Turmas Criminais têm chamado à legalidade os agentes estatais que ultrapassam os limites dos poderes instituídos e do uso autorizado da força

Por 

Pierpaolo Cruz Bottini*

 

Quando o assunto é o Judiciário, o STF ganha holofotes, pauta matérias e salta no centro das atenções. No entanto, às vezes vale um olhar mais cuidadoso sobre outros órgãos do mesmo Poder, talvez mais discretos, mas cuja atuação merece atenção pelos impactos em setores importantes, como no direito penal e na segurança pública.

É o caso do STJ.

Nos últimos tempos, esse tribunal tem se destacado por decisões importantes sobre a aplicação das normas criminais e os limites aos poderes do Estado. Pouco comentada, sua atuação tem pautado uma reformulação nas políticas de segurança, e merece ser conhecida e reconhecida.

Por muito tempo, o Judiciário brasileiro nem sempre atuou para evitar arbitrariedades ou atos de violência contra certas parcelas da população. Abordagens policiais sem motivo, efetuadas por autoridades incompetentes, invasões de domicílio sem fundamento — ou fundadas apenas em preconceitos raciais — acabavam legitimadas por um desdém institucional, por um discurso de que pequenas ilegalidades são aceitáveis em nome do combate ao tráfico de drogas ou a qualquer crime semelhante, por um misto de conservadorismo e preconceito direcionado aos clientes usuais do sistema penal: os pretos e os pobres.

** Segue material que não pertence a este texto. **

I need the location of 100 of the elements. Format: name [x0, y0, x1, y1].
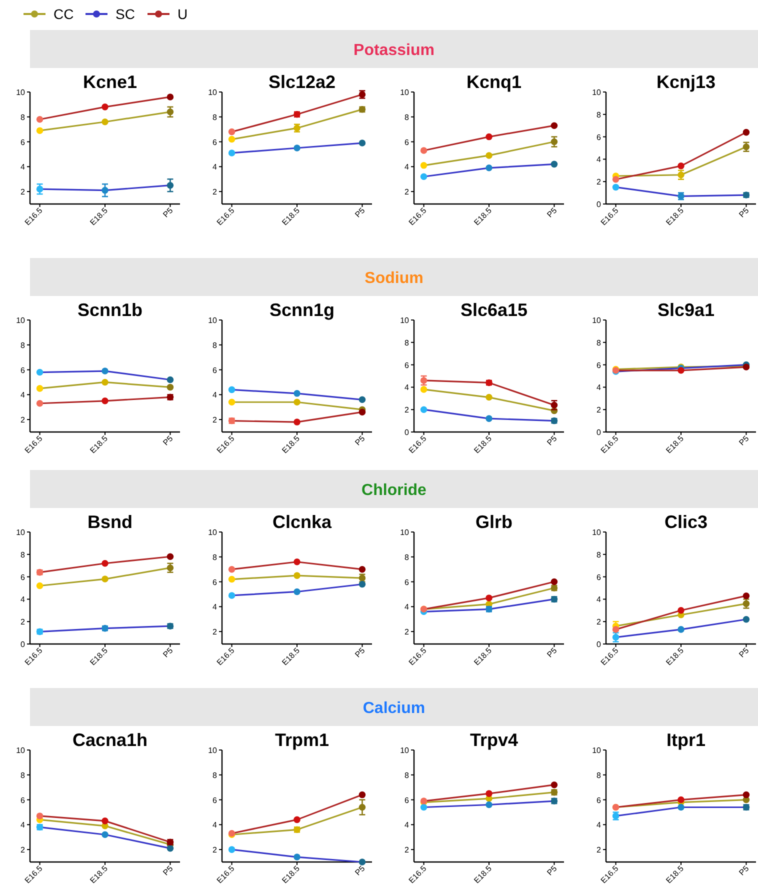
- y-tick-label: 10: [208, 746, 218, 755]
- y-tick-label: 2: [404, 406, 410, 415]
- point: [228, 846, 236, 853]
- y-tick-label: 10: [592, 746, 602, 755]
- point: [166, 384, 174, 391]
- point: [550, 578, 558, 586]
- x-tick-label: P5: [353, 646, 368, 660]
- x-tick-label: P5: [737, 434, 752, 448]
- legend-label: CC: [54, 6, 74, 22]
- y-tick-label: 2: [20, 188, 26, 197]
- point: [102, 368, 108, 374]
- x-tick-label: P5: [737, 864, 752, 878]
- y-tick-label: 0: [596, 428, 602, 437]
- point: [166, 553, 174, 560]
- point: [294, 418, 300, 426]
- point: [294, 588, 300, 596]
- point: [486, 801, 492, 808]
- point: [742, 616, 750, 623]
- y-tick-label: 8: [20, 340, 26, 350]
- y-tick-label: 2: [20, 846, 26, 855]
- y-tick-label: 4: [404, 602, 410, 612]
- chart-title: Trpv4: [470, 730, 518, 750]
- y-tick-label: 10: [16, 528, 26, 537]
- y-tick-label: 10: [208, 88, 218, 97]
- y-tick-label: 4: [212, 162, 218, 172]
- legend-label: SC: [116, 6, 135, 22]
- y-tick-label: 6: [212, 578, 218, 587]
- y-tick-label: 2: [596, 406, 602, 415]
- y-tick-label: 8: [404, 338, 410, 348]
- point: [294, 390, 300, 397]
- x-tick-label: P5: [737, 646, 752, 660]
- chart-title: Scnn1b: [77, 300, 143, 320]
- y-tick-label: 10: [16, 88, 26, 97]
- y-tick-label: 2: [212, 416, 218, 425]
- point: [102, 818, 108, 824]
- text: Potassium: [354, 42, 434, 59]
- y-tick-label: 2: [404, 846, 410, 855]
- point: [358, 140, 366, 146]
- point: [294, 854, 300, 860]
- y-tick-label: 8: [20, 550, 26, 560]
- y-tick-label: 4: [20, 390, 26, 400]
- point: [36, 812, 44, 820]
- point: [420, 147, 428, 154]
- y-tick-label: 6: [596, 132, 602, 142]
- y-tick-label: 4: [404, 162, 410, 172]
- point: [166, 376, 174, 384]
- y-tick-label: 10: [592, 88, 602, 97]
- point: [102, 831, 108, 838]
- chart-title: Clic3: [664, 512, 708, 532]
- point: [294, 558, 300, 566]
- x-tick-label: P5: [545, 434, 560, 448]
- y-tick-label: 6: [404, 360, 410, 370]
- x-tick-label: P5: [161, 864, 176, 878]
- chart-title: Bsnd: [88, 512, 132, 532]
- point: [228, 398, 236, 406]
- text: Sodium: [364, 270, 424, 287]
- chart-title: Slc9a1: [657, 300, 715, 320]
- y-tick-label: 4: [20, 820, 26, 830]
- y-tick-label: 10: [16, 316, 26, 325]
- point: [678, 172, 684, 178]
- point: [550, 402, 558, 408]
- y-tick-label: 10: [400, 528, 410, 537]
- point: [294, 398, 300, 406]
- y-tick-label: 4: [404, 820, 410, 830]
- y-tick-label: 6: [404, 138, 410, 147]
- y-tick-label: 6: [212, 366, 218, 375]
- point: [486, 594, 492, 602]
- x-tick-label: P5: [545, 646, 560, 660]
- y-tick-label: 8: [212, 112, 218, 122]
- y-tick-label: 10: [592, 316, 602, 325]
- point: [36, 385, 44, 392]
- point: [36, 582, 44, 590]
- x-tick-label: P5: [353, 864, 368, 878]
- chart-title: Cacna1h: [72, 730, 148, 750]
- point: [678, 796, 684, 804]
- point: [550, 122, 558, 129]
- y-tick-label: 4: [404, 383, 410, 392]
- x-tick-label: P5: [545, 864, 560, 878]
- y-tick-label: 6: [20, 796, 26, 805]
- point: [358, 804, 366, 811]
- point: [102, 398, 108, 404]
- y-tick-label: 6: [20, 572, 26, 582]
- point: [166, 844, 174, 852]
- y-tick-label: 8: [596, 550, 602, 560]
- point: [420, 406, 428, 413]
- y-tick-label: 0: [404, 428, 410, 437]
- y-tick-label: 6: [212, 796, 218, 805]
- point: [420, 162, 428, 169]
- y-tick-label: 8: [404, 552, 410, 562]
- point: [166, 182, 174, 189]
- y-tick-label: 2: [20, 416, 26, 425]
- y-tick-label: 4: [596, 595, 602, 604]
- point: [612, 176, 620, 183]
- point: [36, 368, 44, 376]
- y-tick-label: 0: [20, 640, 26, 649]
- y-tick-label: 8: [212, 552, 218, 562]
- y-tick-label: 2: [596, 178, 602, 187]
- y-tick-label: 8: [596, 770, 602, 780]
- point: [420, 173, 428, 180]
- point: [228, 576, 236, 583]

As Turmas Criminais do STJ têm enfrentado tais situações, chamando à legalidade os agentes estatais que ultrapassam os limites dos poderes instituídos e do uso autorizado da força. Alguns exemplos ilustram bem essa atuação.

Um primeiro: a invasão de domicílio. A sacrossanta defesa da propriedade e intimidade, inviolável quando se trata da parcela mais abastada da população, nunca foi empecilho para a entrada arbitrária de agentes policiais em casas mais humildes, na periferia, longe dos olhos dos guardiões dos direitos humanos. A invasão é justificada, muitas vezes, por vagas razões, como “atitude suspeita do morador”, “denúncias anônimas”, “cheiro de drogas”, e assim por diante. A inviolabilidade domiciliar, prevista na Constituição como direito fundamental, é um castelo de cartas diante de um conceito de “flagrante delito” que abriga qualquer má-impressão que o dono da casa cause ao policial, em geral ligada à cor ou à condição social da vítima do arbítrio.

Essa carta branca para a invasão de residências tem sido rasgada por inúmeras decisões do STJ. A entrada arbitrária em domicílios já foi anulada quando embasada apenas nos maus antecedentes do suspeito, em comportamentos fora do padrão, ou no nervosismo do dono da casa, motivos que usualmente fundamentam a invasão em imóveis na periferia, mas jamais são usados para motivar conduta similar em bairros nobres das cidades.

O mesmo em relação às chamadas revistas pessoais. Assim como a invasão ao domicílio, a abordagem policial para revista é rotina nas comunidades periféricas, em regra pautada por critérios raciais. A atitude suspeita muitas vezes é ser negro, os indícios de flagrante delito derivam das vestimentas ou do local frequentado pelo abordado.

O STJ tem resistido a tais abordagens. As revistas com base no já mencionado nervosismo do suposto suspeito, fundadas em denúncias anônimas sem procedência clara, ou efetuadas por seguranças privados, sem poder de polícia, foram anuladas pela Corte.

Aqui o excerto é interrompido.